It took two articles of three pages each to do both the midfielders and the defenders, but this article is going to feature three players. For a whole season, Lincoln City had three out and out strikers on the books.
I refuse to talk about last season as being anything other than a success, top seven in our first season back as well as an EFL Trophy win cannot be viewed as anything else. However, what might have been achieved if we had a fourth option from the bench? What might have happened if we’d successfully brought in Ollie Hawkins, Simeon Akinola, Ade Azeez or any of the other strikers we were linked with in both the summer and the winter window?
It wasn’t through lack of trying though and to be fair to the three we did have, they all have their strengths to which they work. I think I’ll get widespread agreement though when I say we need to bring in at least two more forward players for the 2018/19 season
This isn’t a look ahead though, it is a look back at the three strikers we did have on our books, starting with one of my favourite players in recent times.
We desperately needed a 20-goal a season striker apparently, one who could fire us into the top three. How close were we then with 17-goal Matt Green?
I never buy into this mythical ‘proven goal scorer’, nor do I believe there’s such a thing as a ’20-goal a season’ striker. Some fans cried out for Ricky Miller in pre-season and in January, he ended the campaign with a couple of goals, if that. Even looking in the Championship, £10m of Jordan Rhodes couldn’t guarantee Sheffield Wednesday goals, yet he was a so-called proven scorer.
No, there’s no such thing. Ten other players make a 20-goal a season striker and Matt Green is one of those players who would comfortably create goals for another striker. What we lacked all season was another Matt Green, a player the mirror image of him to partner him up front. You see, Green can work the channels, hold up the ball and get crosses in, but he can’t be on the end to finish them as well. When he played as part of a 4-3-3 the goals slowed down, but that’s natural as he was being asked to do the running off.
I acknowledge there was a goal drought that hampered him in autumn, 16 games without a goal was an awful run for him. As a result, the team faltered, but when he started scoring at Christmas, we started winning games. Now, if Matt Green was such a bad player, how come we relied on him so much? He might have been one of three centre forwards we had, but that means there was still two more.
Matt missed a few chances, just like he put a few away. He’s not a ‘natural goal scorer’ in my eyes, not like Liam Hearn for instance, a player who could score from anywhere at any time. Matt Green has to work for his chances, he has to work endlessly and tirelessly and often he does. I know the goal was of little consequence, but that fourth against Peterborough underlined how much work he put in, 90 minutes on the clock and he still outpaced players for a goal.
In the play-offs against Exeter, there was only Matt Green that looked like scoring, both in the first leg and the second. I hear that other players hit the bar, but in truth Matt Green was the only player to strike shots at goal with the ball leaving his foot and us look like scoring. In my mind, he was pivotal to our success in both competitions and the third best player this season. I know there will be people disagreeing with me, I expect that and to a degree welcome it, but if in our 4-4-2 we had ‘Matt Green’ partnered by ‘Matt Green’, we’d be a League One club now.

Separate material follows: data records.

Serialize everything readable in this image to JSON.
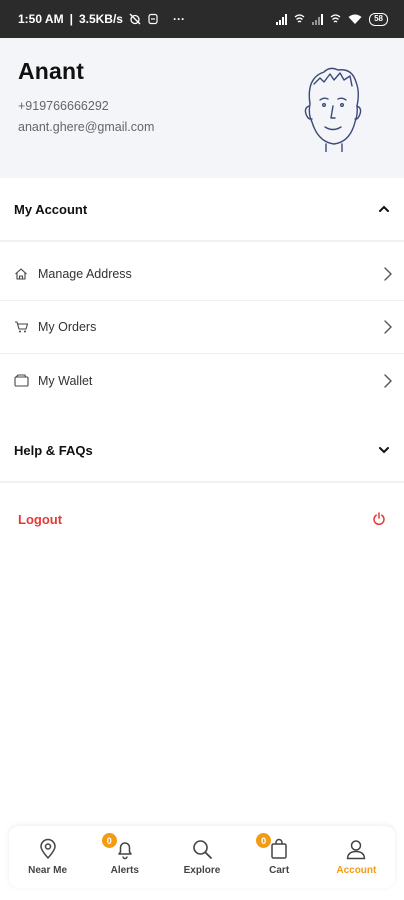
{
  "status_bar": {
    "time": "1:50 AM",
    "network_speed": "3.5KB/s",
    "more": "···",
    "battery": "58"
  },
  "profile": {
    "name": "Anant",
    "phone": "+919766666292",
    "email": "anant.ghere@gmail.com"
  },
  "my_account": {
    "title": "My Account",
    "items": [
      {
        "label": "Manage Address",
        "icon": "home-icon"
      },
      {
        "label": "My Orders",
        "icon": "cart-icon"
      },
      {
        "label": "My Wallet",
        "icon": "wallet-icon"
      }
    ]
  },
  "help": {
    "title": "Help & FAQs"
  },
  "logout": {
    "label": "Logout",
    "color": "#e53935"
  },
  "bottom_nav": {
    "accent_color": "#f39c12",
    "items": [
      {
        "label": "Near Me",
        "icon": "location-pin-icon"
      },
      {
        "label": "Alerts",
        "icon": "bell-icon",
        "badge": "0"
      },
      {
        "label": "Explore",
        "icon": "search-icon"
      },
      {
        "label": "Cart",
        "icon": "bag-icon",
        "badge": "0"
      },
      {
        "label": "Account",
        "icon": "user-icon",
        "active": true
      }
    ]
  }
}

A cult hero is defined as; a writer, musician, artist, or other public figure who is greatly admired by a relatively small audience or is influential despite limited commercial success. In my mind, Ollie Palmer became the ultimate cult hero. After all, who else could win a Player of the Month award for the entire league having barely played an hour and a half of football?
Ollie scored 11 goals from just 15 starts, but came off the bench a whopping 42 times. He desperately wanted to shed the tag of super-sub,but with stats like that I don’t think it’s possible.
It’s well-known by those who read me regularly that I had issues with Ollie early doors. Because of his often maverick approach to the game, his ‘get my head down and think later’ style, I felt he was costing us chances. He certainly didn’t help Matt Green’s goal drought with a selfish display against Chesterfield where he was taking shots from silly positions despite having his partner better placed.
Colchester away was the nadir of Palmer’s Lincoln career, he started and was terrible as we went 1-0 down. When he came off we looked marginally better and I felt we’d perhaps seen the last of him. He was without a goal in 13 too, going through a similar drought to Green and leaving us short of goals.
After that a complete turnaround happened. He didn’t get starts, but he did win us the tie against Rochdale, claiming afterwards he was settled in Lincoln and going nowhere. He seemed to get more direction on the pitch, we stopped looking for his head when he came on and gave it to feet and that confused the opposition. It’s been said a million times, but how could anyone defend against Ollie Palmer when even he didn’t know what he was going to do next?
Mansfield, Chesterfield, Exeter and Coventry (twice) all felt the full power of Ollie Palmer in full effect and, as the games drifted away and the season came to a close, he’d forced his way into the starting XI as part of the 4-3-3 attack. I suppose Danny threw caution to the wind, thinking that he had nothing to lose by playing all three. I’m not actually convinced it worked, but it has left Ollie with a few more starts than he felt he might get.